A new life of the enigmatic writer. TV and film critic Dawidziak draws on published and archival sources, including more than 50 interviews with Edgar Allan Poe scholars and other experts, to create a colorful portrait of the poet, critic, and story writer. The author structures his biography as parallel timelines, interweaving a chronology of significant periods in Poe's life with a close investigation of the mystery of his sudden death. Seeing his subject as "a creature of contradiction, duality, and ambiguity," Dawidziak examines the myths that swirl around Poe's career, reputation, and relationships. Orphaned as a young child, he was adopted by the "aloof and exacting" John Allan and his benevolent wife, Fanny, whose frequent illnesses made her inaccessible to her young ward. Although the couple provided a home, Edgar never felt truly loved; after Fanny's death in 1829, his relationship with Allan grew increasingly contentious. At 17, Poe enrolled at the University of Virginia, where a classmate found him to be "very excitable & restless, at times wayward, melancholic & morose, but again--in his better moods frolicksome, full of fun & a most attractive and agreeable companion." He soon left college life for a stint at West Point, where his waywardness again got the better of him. A devotee of Lord Byron, Poe saw himself as a romantic, "separated from the masses not by class but by intellect, sensitivity, and genius. Yet, at the same time," Dawidziak writes, "he craves a place in the august circles where he is granted admittance but never full acceptance." He also craved love, which he found from his devoted aunt, Maria Clemm, and her daughter, Virginia, whom Poe married in 1836, when she was 13. Offering a sympathetic, if not revisionist, portrait, Dawidziak does rule out several theories about Poe's death--rabies, carbon monoxide poisoning, a drug overdose, epilepsy, apoplexy, and liver disease, to name a few--to defend a well-grounded conclusion. A brisk, satisfying biography of a literary icon who still fascinates.
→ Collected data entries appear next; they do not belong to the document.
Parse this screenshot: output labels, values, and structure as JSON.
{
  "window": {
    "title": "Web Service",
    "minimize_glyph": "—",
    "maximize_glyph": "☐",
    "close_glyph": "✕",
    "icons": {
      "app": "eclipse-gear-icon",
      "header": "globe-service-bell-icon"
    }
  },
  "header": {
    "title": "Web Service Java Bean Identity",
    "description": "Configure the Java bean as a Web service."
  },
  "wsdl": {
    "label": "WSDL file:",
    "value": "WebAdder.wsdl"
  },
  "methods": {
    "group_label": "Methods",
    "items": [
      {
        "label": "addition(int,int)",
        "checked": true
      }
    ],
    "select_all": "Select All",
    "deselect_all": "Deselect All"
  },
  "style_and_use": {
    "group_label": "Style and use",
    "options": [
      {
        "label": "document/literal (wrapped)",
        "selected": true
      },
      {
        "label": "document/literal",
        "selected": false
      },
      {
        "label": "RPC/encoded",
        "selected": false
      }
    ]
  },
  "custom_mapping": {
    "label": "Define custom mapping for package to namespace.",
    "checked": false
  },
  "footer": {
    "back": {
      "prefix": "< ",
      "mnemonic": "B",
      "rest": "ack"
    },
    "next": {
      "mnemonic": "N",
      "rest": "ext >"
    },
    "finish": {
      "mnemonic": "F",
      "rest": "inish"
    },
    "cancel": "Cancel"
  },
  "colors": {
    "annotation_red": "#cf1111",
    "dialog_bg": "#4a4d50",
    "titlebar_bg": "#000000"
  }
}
Copyright (c) Kirkus Reviews, used with permission.
Publishers Weekly Review
A Mystery of Mysteries : The Death and Life of Edgar Allan Poe
Publishers Weekly
(c) Copyright PWxyz, LLC. All rights reserved
In this intrigue-filled offering, Dawidziak (Everything I Need to Know I Learned in the Twilight Zone), a former television and film critic, achieves the difficult feat of delivering a fresh biography of Edgar Allan Poe. Dawidziak cleverly frames his narrative as an investigation into the writer's puzzling demise: Poe died in Baltimore in 1849 at age 40, apparently delirious and by some accounts calling out for someone named Reynolds. These murky circumstances have sparked enduring fascination among fans and scholars, and Dawidziak surveys the most commonly proposed causes of death, which include "binge drinking, rabies, murder, a brain tumor, encephalitis brought on by exposure, syphilis, suicide, heart disease." The author builds tension by alternating chapters between Poe's final days and his earlier life, dispelling myths about Poe (such as that he was addicted to opium or had a sullen demeanor) and asserting that, despite his reputation as a "sickly, pasty guy with... a raven perched on his shoulder," he was best known as a critic during his lifetime and wrote many "satires, hoaxes, and humorous pieces." Though Dawidziak resists offering a definitive cause of death (even as he identifies tuberculosis as the prime suspect), his sharp analysis of how Poe's macabre pieces came to overshadow the rest of his work will give readers a fuller understanding of Poe's varied artistry and character. This has revelations to spare. (Feb.)